Gardens

Walk Through the Houston Botanic Garden

See how a new Texas garden welcomes spring 

After opening last September, the Houston Botanic Garden was gearing up for its first spring when February’s winter storms swept across Texas, freezing and damaging roughly eighty percent of the flora across the property’s 132 acres. But nature is resilient, and the HBG staff is innovative; they expect much of the garden to bud again this spring—in fact, many plants have already begun to resprout.
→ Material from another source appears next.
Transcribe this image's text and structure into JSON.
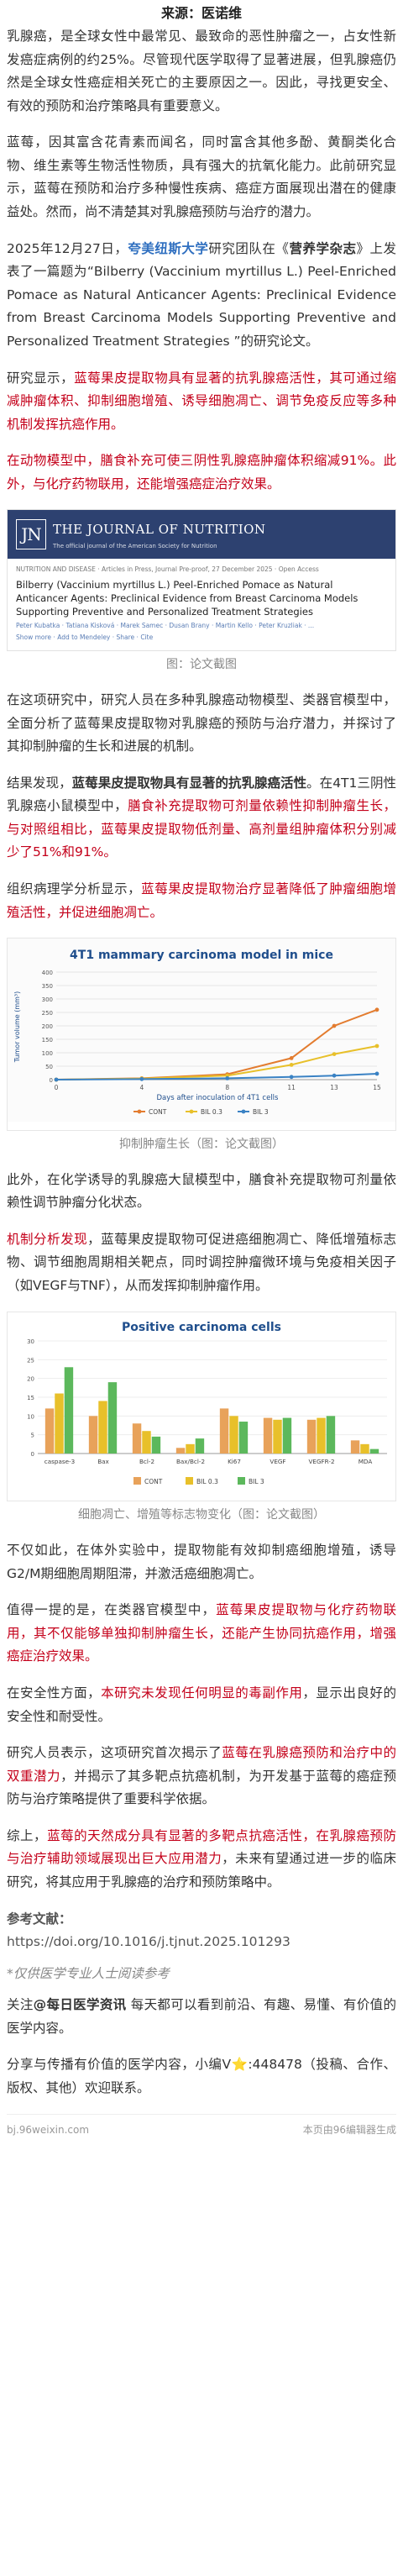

The themed gardens that make up the property’s swath of former golf course illustrate how plants connect Houston to the rest of the world. “We have cacti, succulents, banana plants, elephant ears, spider lilies, different palms,” says Brent Moon, the garden’s horticulture manager. “You feel like you’re transported to different regions of the world, but these are all plants that do well here.” Nearby, the coastal prairie and stormwater wetlands collections teach about conservation while the culinary garden, which nods to kitchen gardens from the Mediterranean, Asia, Africa, and Central America, yields olives, beans, corn, and herbs.

View as Slideshow

A cabin marks the upland forest section of the Global Collection Garden.

The Global Collection Garden’s upland forest is filled with deciduous trees native to the lowlands of North and South America.

Cacti and other succulents thrive in the garden’s arid valley section. 

The tropics section with its palms, elephant ears, and spider lilies, is the central point of the GCG.  

The grassy savanna. 

Louisiana irises bloom along the walkway in the Susan Garver Family Discovery Garden.

Cypress trees line the boardwalk maze, which borders the Discovery Garden’s lagoon.

The welcome pavilion sits next to the culinary garden, which showcases various medical and edible plants often used in garden programming. 

A promenade of roses leads to the culinary garden, where bananas, herbs, and edible flowers grow in raised beds.  

During 2021’s severe winter storms, the Houston Botanic Garden suffered plant loss, but many species, including these daylilies near the garden’s Gingko Plaza, are beginning to sprout again. 

Emperor sago is already beginning to grow back after the storms.